De 22e sonate (D959) is met recht en reden meer gekend onder melomanen. Schubert schreef het werk in zijn laatste levensjaar, twee maanden voor zijn dood in de wetenschap dat hij leed aan het toen ongeneeslijke syfilis. De avontuurlijke melodieën van Schubert ontspruiten hierin bij de vleet, hoewel een zoete melancholie het hoogste woord voert. De sonate kadert in wat achteraf een “afscheidstrilogie” is gaan heten, om voor de hand liggende redenen. Von Eckardstein vindt het ideale compromis tussen discrete eenvoud en vranke brutaliteit, en voert het werk op formidabele wijze uit. Zijn technische perfectie en zijn diepe emotionele inleving staan elkaar niet in de weg, integendeel, ze drijven elkaar ten spits. De souplesse in von Eckardsteins spel in combinatie met de gevoelige melodieën resulteert doodgewoon in een meesterlijke opname.

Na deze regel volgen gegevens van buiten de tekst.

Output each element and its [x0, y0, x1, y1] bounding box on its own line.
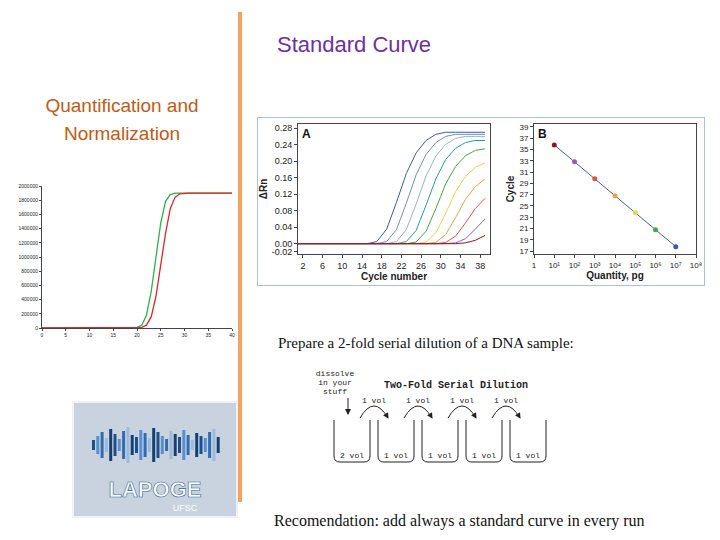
svg-text:200000: 200000 — [21, 311, 38, 317]
svg-text:-0.02: -0.02 — [272, 247, 293, 257]
svg-text:10⁴: 10⁴ — [609, 261, 622, 270]
svg-text:10⁶: 10⁶ — [649, 261, 661, 270]
svg-text:2 vol: 2 vol — [340, 451, 364, 460]
svg-text:1 vol: 1 vol — [384, 451, 408, 460]
svg-text:1400000: 1400000 — [19, 225, 39, 231]
svg-text:1 vol: 1 vol — [428, 451, 452, 460]
svg-text:0.08: 0.08 — [275, 206, 293, 216]
svg-text:15: 15 — [110, 332, 116, 338]
svg-text:A: A — [302, 127, 311, 141]
svg-text:Quantity, pg: Quantity, pg — [586, 270, 644, 281]
svg-text:LAPOGE: LAPOGE — [109, 477, 202, 502]
svg-text:10: 10 — [337, 261, 347, 271]
svg-text:14: 14 — [357, 261, 367, 271]
svg-text:0: 0 — [35, 325, 38, 331]
svg-text:10⁷: 10⁷ — [670, 261, 682, 270]
svg-text:1 vol: 1 vol — [362, 396, 386, 405]
svg-text:1 vol: 1 vol — [494, 396, 518, 405]
svg-text:1 vol: 1 vol — [472, 451, 496, 460]
svg-text:37: 37 — [519, 134, 528, 143]
svg-text:1200000: 1200000 — [19, 240, 39, 246]
svg-text:5: 5 — [64, 332, 67, 338]
svg-text:38: 38 — [475, 261, 485, 271]
svg-text:stuff: stuff — [323, 387, 347, 396]
svg-text:1000000: 1000000 — [19, 254, 39, 260]
svg-text:10: 10 — [87, 332, 93, 338]
svg-text:800000: 800000 — [21, 268, 38, 274]
svg-text:0: 0 — [41, 332, 44, 338]
svg-text:10¹: 10¹ — [548, 261, 560, 270]
svg-text:19: 19 — [519, 236, 528, 245]
svg-text:31: 31 — [519, 168, 528, 177]
svg-text:in your: in your — [318, 378, 352, 387]
svg-text:Two-Fold Serial Dilution: Two-Fold Serial Dilution — [384, 380, 528, 391]
svg-text:23: 23 — [519, 213, 528, 222]
svg-text:Normalization: Normalization — [64, 123, 180, 144]
svg-text:27: 27 — [519, 190, 528, 199]
svg-text:25: 25 — [519, 202, 528, 211]
svg-text:26: 26 — [416, 261, 426, 271]
svg-text:10⁵: 10⁵ — [629, 261, 641, 270]
svg-text:2: 2 — [300, 261, 305, 271]
svg-text:1 vol: 1 vol — [406, 396, 430, 405]
svg-text:Cycle: Cycle — [505, 175, 516, 202]
svg-text:20: 20 — [134, 332, 140, 338]
svg-text:34: 34 — [455, 261, 465, 271]
svg-text:22: 22 — [396, 261, 406, 271]
svg-text:0.00: 0.00 — [275, 239, 293, 249]
svg-text:1800000: 1800000 — [19, 197, 39, 203]
svg-text:dissolve: dissolve — [316, 369, 355, 378]
svg-text:21: 21 — [519, 224, 528, 233]
svg-text:600000: 600000 — [21, 282, 38, 288]
svg-text:10²: 10² — [569, 261, 581, 270]
svg-text:0.16: 0.16 — [275, 173, 293, 183]
svg-text:B: B — [538, 127, 547, 141]
svg-text:0.24: 0.24 — [275, 140, 293, 150]
svg-text:29: 29 — [519, 179, 528, 188]
svg-text:ΔRn: ΔRn — [258, 179, 269, 200]
svg-text:0.04: 0.04 — [275, 222, 293, 232]
svg-text:1600000: 1600000 — [19, 211, 39, 217]
svg-text:Recomendation: add always a st: Recomendation: add always a standard cur… — [274, 512, 645, 530]
svg-text:UFSC: UFSC — [173, 503, 198, 513]
svg-text:Cycle number: Cycle number — [361, 271, 427, 282]
svg-text:2000000: 2000000 — [19, 183, 39, 189]
svg-text:0.20: 0.20 — [275, 156, 293, 166]
svg-text:0.12: 0.12 — [275, 189, 293, 199]
svg-text:Quantification and: Quantification and — [45, 95, 198, 116]
svg-text:17: 17 — [519, 247, 528, 256]
svg-text:1 vol: 1 vol — [516, 451, 540, 460]
svg-text:Prepare a 2-fold serial diluti: Prepare a 2-fold serial dilution of a DN… — [278, 335, 574, 351]
svg-text:35: 35 — [519, 145, 528, 154]
svg-text:10⁸: 10⁸ — [690, 261, 702, 270]
svg-text:18: 18 — [377, 261, 387, 271]
svg-text:30: 30 — [182, 332, 188, 338]
svg-text:6: 6 — [320, 261, 325, 271]
svg-text:1 vol: 1 vol — [450, 396, 474, 405]
svg-text:40: 40 — [229, 332, 235, 338]
svg-text:0.28: 0.28 — [275, 123, 293, 133]
svg-text:Standard Curve: Standard Curve — [277, 32, 431, 57]
svg-text:25: 25 — [158, 332, 164, 338]
svg-text:30: 30 — [436, 261, 446, 271]
svg-text:35: 35 — [205, 332, 211, 338]
svg-text:33: 33 — [519, 157, 528, 166]
svg-text:10³: 10³ — [589, 261, 601, 270]
svg-text:1: 1 — [532, 261, 537, 270]
svg-text:400000: 400000 — [21, 296, 38, 302]
svg-text:39: 39 — [519, 123, 528, 132]
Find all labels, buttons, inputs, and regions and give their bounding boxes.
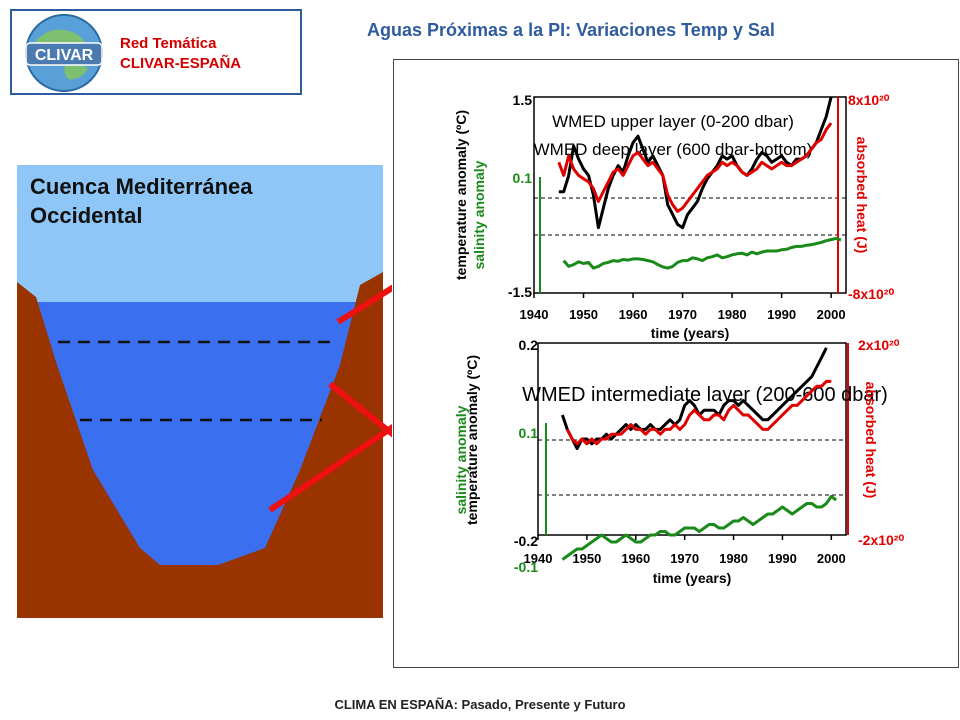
logo-org-line1: Red Temática <box>120 35 217 52</box>
x-tick-label: 1980 <box>718 307 747 322</box>
chart-title: WMED deep layer (600 dbar-bottom) <box>534 140 813 159</box>
x-tick-label: 2000 <box>817 307 846 322</box>
x-tick-label: 1950 <box>569 307 598 322</box>
series-line-temperature <box>557 122 833 213</box>
seabed-land <box>17 272 383 618</box>
basin-label-line1: Cuenca Mediterránea <box>30 174 253 199</box>
x-tick-label: 1970 <box>670 551 699 566</box>
x-tick-label: 1970 <box>668 307 697 322</box>
chart-title: WMED upper layer (0-200 dbar) <box>552 112 794 131</box>
arrow-intermediate-to-bottom-chart <box>328 381 392 438</box>
heat-tick-label: 8x10²⁰ <box>848 92 890 108</box>
heat-axis-label: absorbed heat (J) <box>854 137 870 254</box>
temperature-axis-label: temperature anomaly (ºC) <box>453 110 469 280</box>
heat-axis-label: absorbed heat (J) <box>863 382 879 499</box>
temperature-tick-label: 1.5 <box>513 92 533 108</box>
series-line-heat <box>558 96 833 230</box>
x-tick-label: 1960 <box>621 551 650 566</box>
chart-panel-2: WMED intermediate layer (200-600 dbar) 19… <box>453 337 904 586</box>
temperature-tick-label: -1.5 <box>508 284 532 300</box>
salinity-tick-label: 0.1 <box>519 425 539 441</box>
logo-box: CLIVAR <box>10 9 302 95</box>
series-line-heat <box>560 347 828 451</box>
logo-org-name: Red Temática CLIVAR-ESPAÑA <box>120 34 241 74</box>
heat-tick-label: 2x10²⁰ <box>858 337 900 353</box>
x-tick-label: 1960 <box>619 307 648 322</box>
temperature-axis-label: temperature anomaly (ºC) <box>464 355 480 525</box>
heat-tick-label: -8x10²⁰ <box>848 286 894 302</box>
chart-title: WMED intermediate layer (200-600 dbar) <box>522 384 888 406</box>
x-tick-label: 1990 <box>768 551 797 566</box>
basin-illustration <box>17 165 392 618</box>
plot-area <box>537 342 847 536</box>
x-tick-label: 1940 <box>524 551 553 566</box>
salinity-axis-label: salinity anomaly <box>471 160 487 269</box>
salinity-tick-label: 0.1 <box>513 170 533 186</box>
arrow-deep-to-top-chart <box>268 423 392 513</box>
x-tick-label: 1950 <box>572 551 601 566</box>
logo-text: CLIVAR <box>35 47 94 64</box>
series-line-temperature <box>565 379 832 446</box>
charts-svg: WMED upper layer (0-200 dbar) WMED deep l… <box>453 92 904 586</box>
x-axis-label: time (years) <box>651 325 730 341</box>
x-tick-label: 1940 <box>520 307 549 322</box>
salinity-axis-label: salinity anomaly <box>453 405 469 514</box>
footer-text: CLIMA EN ESPAÑA: Pasado, Presente y Futu… <box>334 697 626 712</box>
basin-label: Cuenca Mediterránea Occidental <box>30 172 253 230</box>
series-line-salinity <box>561 495 838 561</box>
heat-tick-label: -2x10²⁰ <box>858 532 904 548</box>
x-tick-label: 1980 <box>719 551 748 566</box>
page-title: Aguas Próximas a la PI: Variaciones Temp… <box>367 20 775 40</box>
logo-org-line2: CLIVAR-ESPAÑA <box>120 55 242 72</box>
x-axis-label: time (years) <box>653 570 732 586</box>
charts-frame: WMED upper layer (0-200 dbar) WMED deep l… <box>393 59 959 668</box>
clivar-logo-icon: CLIVAR <box>25 14 103 92</box>
temperature-tick-label: 0.2 <box>519 337 539 353</box>
basin-label-line2: Occidental <box>30 203 143 228</box>
x-tick-label: 1990 <box>767 307 796 322</box>
x-tick-label: 2000 <box>817 551 846 566</box>
arrow-upper-to-top-chart <box>336 284 392 325</box>
temperature-tick-label: -0.2 <box>514 533 538 549</box>
salinity-tick-label: -0.1 <box>514 559 538 575</box>
series-line-salinity <box>562 236 842 270</box>
chart-panel-1: WMED upper layer (0-200 dbar) WMED deep l… <box>453 92 894 341</box>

Hoewel de sonate in C (D840) niet Schuberts meest interessante werk is, bewijst von Eckardstein ook in die ‘Reliquie’ zijn muzikaal meesterschap. Het is moeilijk om met een Schubert-programma uit te blinken op internationaal niveau, gezien de immense hoeveelheden opnames die reeds op de markt zijn, maar vooral met de sonate in A (D959) bewijst von Eckardstein zijn status als toppianist. De keerzijde van de medaille is de matige opnamekwaliteit: von Eckardsteins piano klinkt bijwijlen te hard en te metaalachtig om een fragiele Schubert eer aan te doen. Fuga Libera doet kortom af aan deze magnifieke interpretatie. Doodzonde.

Meer over Franz Schubert


Verder bij Kwadratuur

Interessante links
Agenda
Concertagenda
  • Geen concerten gevonden.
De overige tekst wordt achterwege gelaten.